A System of Logic is Mill’s most comprehensive and systematic philosophical work, elaborating his inductive method, which helped to free the empirical sciences from the rigidity of analysis by way of syllogisms. Syllogisms are arguments grounded in general principles, in which two premises are used to deduce a third premise, or conclusion. In A System of Logic, Mill breaks away from this age-old practice and instead proposes the use of a form of logic derived from the principles of the natural sciences. It was first published in 1843 and immediately enjoyed a wide circulation, going through numerous editions. Mill himself made substantial changes in the third edition, published in 1850, and the eighth edition, published in 1872, a year before his death.

The SparkNotes guide Selected Works of John Stuart Mill offers one section of Summary & Analysis of A System of Logic.

Principles of Political Economy (1848)

Principles of Political Economy was first published in 1848, and it went through various editions; the final edition was the seventh, which appeared in 1871. Political Economy is the term 19th-century writers use to refer to the study of what we today call macroeconomics, though its practitioners, such as Adam Smith, Mill, David Ricardo, and Karl Marx, were more philosophical and less empirical in their methods than modern economists. In this book, Mill examines the fundamental economic processes on which society is based: production, the distribution of goods, exchange, the effect of social progress on production and distribution, and the role of government in economic affairs.

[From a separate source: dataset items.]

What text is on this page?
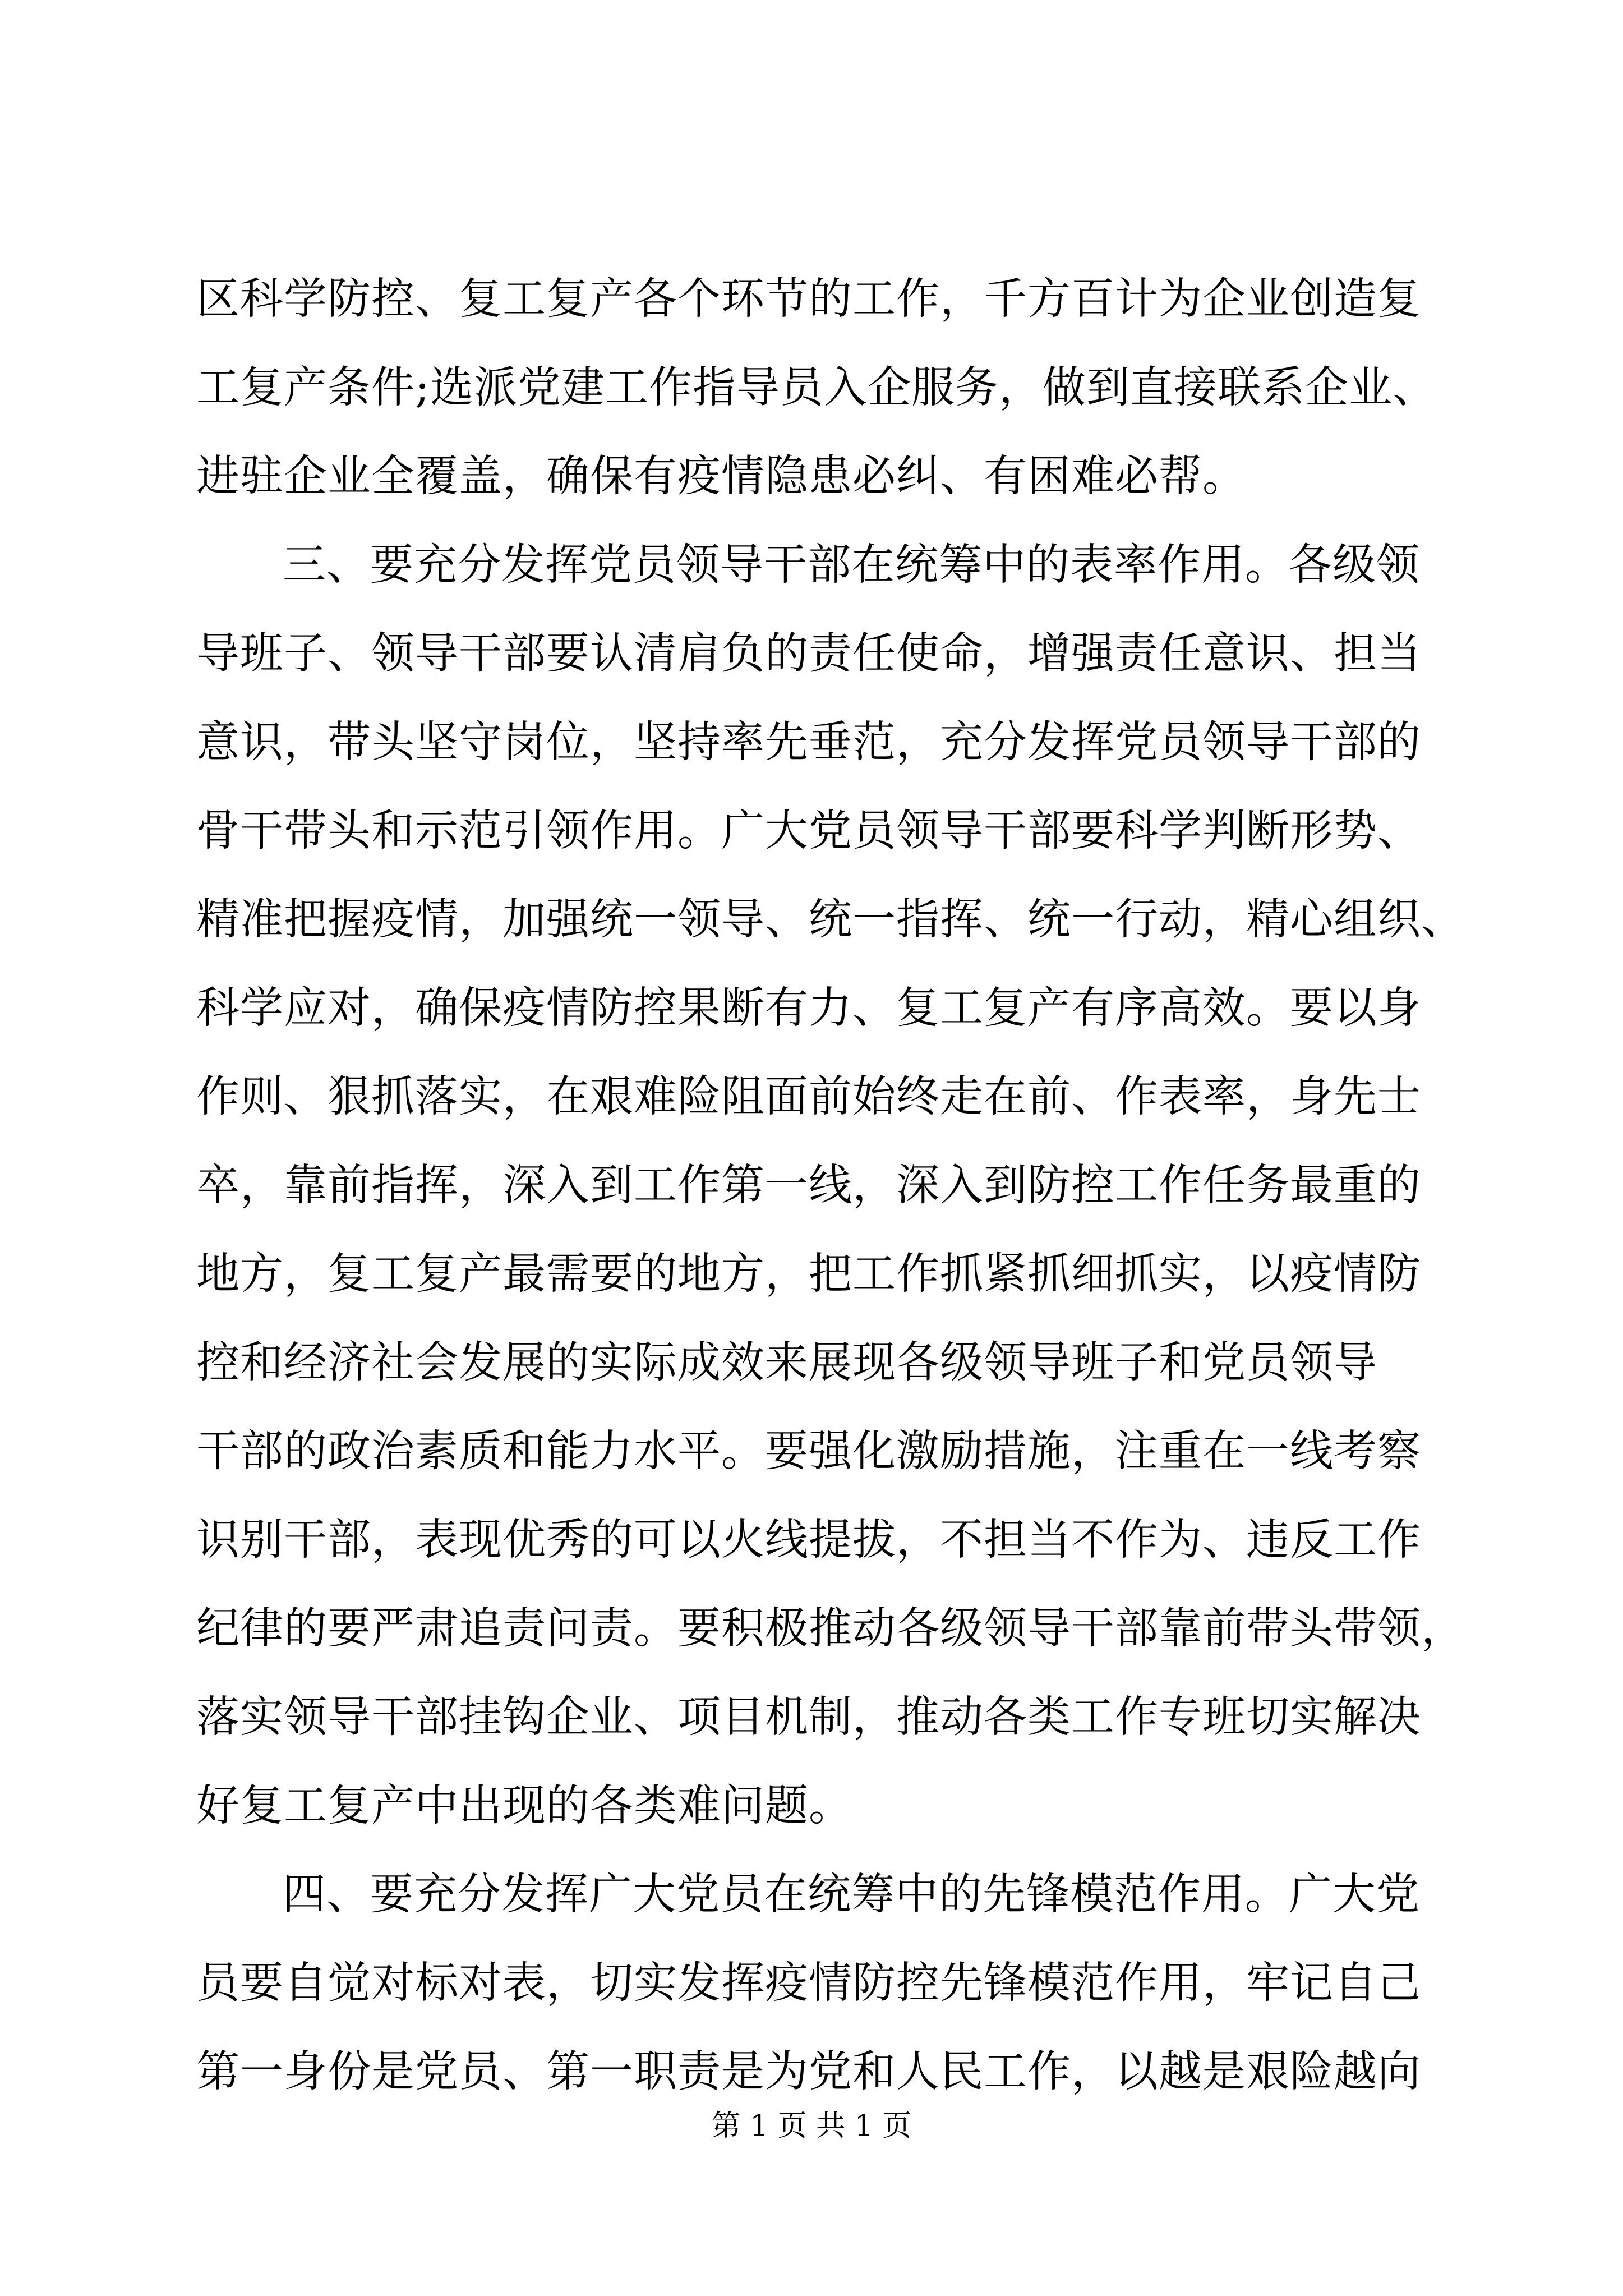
区科学防控、复工复产各个环节的工作，千方百计为企业创造复
工复产条件;选派党建工作指导员入企服务，做到直接联系企业、
进驻企业全覆盖，确保有疫情隐患必纠、有困难必帮。
三、要充分发挥党员领导干部在统筹中的表率作用。各级领
导班子、领导干部要认清肩负的责任使命，增强责任意识、担当
意识，带头坚守岗位，坚持率先垂范，充分发挥党员领导干部的
骨干带头和示范引领作用。广大党员领导干部要科学判断形势、
精准把握疫情，加强统一领导、统一指挥、统一行动，精心组织、
科学应对，确保疫情防控果断有力、复工复产有序高效。要以身
作则、狠抓落实，在艰难险阻面前始终走在前、作表率，身先士
卒，靠前指挥，深入到工作第一线，深入到防控工作任务最重的
地方，复工复产最需要的地方，把工作抓紧抓细抓实，以疫情防
控和经济社会发展的实际成效来展现各级领导班子和党员领导
干部的政治素质和能力水平。要强化激励措施，注重在一线考察
识别干部，表现优秀的可以火线提拔，不担当不作为、违反工作
纪律的要严肃追责问责。要积极推动各级领导干部靠前带头带领，
落实领导干部挂钩企业、项目机制，推动各类工作专班切实解决
好复工复产中出现的各类难问题。
四、要充分发挥广大党员在统筹中的先锋模范作用。广大党
员要自觉对标对表，切实发挥疫情防控先锋模范作用，牢记自己
第一身份是党员、第一职责是为党和人民工作，以越是艰险越向
第 1 页 共 1 页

The SparkNotes guide Selected Works of John Stuart Mill offers one section of Summary & Analysis of A System of Logic.

Utiliatarianism (1861)

Mill, whose influence on thought in the 19th century was vast, wrote Utilitarianism to provide support for the value of utilitarianism as a moral theory, and to respond to misconceptions about it. Mill defines utilitarianism as a theory based on the principle that “actions are right in proportion as they tend to promote happiness, wrong as they tend to produce the reverse of happiness.” The theory of utilitarianism has been criticized for many reasons. Critics hold that it does not provide adequate protection for individual rights, that not everything can be measured by the same standard, and that happiness is more complex than reflected by the theory. Mill's essay represents his attempt to respond to these criticisms, and thereby to provide a more complex and nuanced moral theory.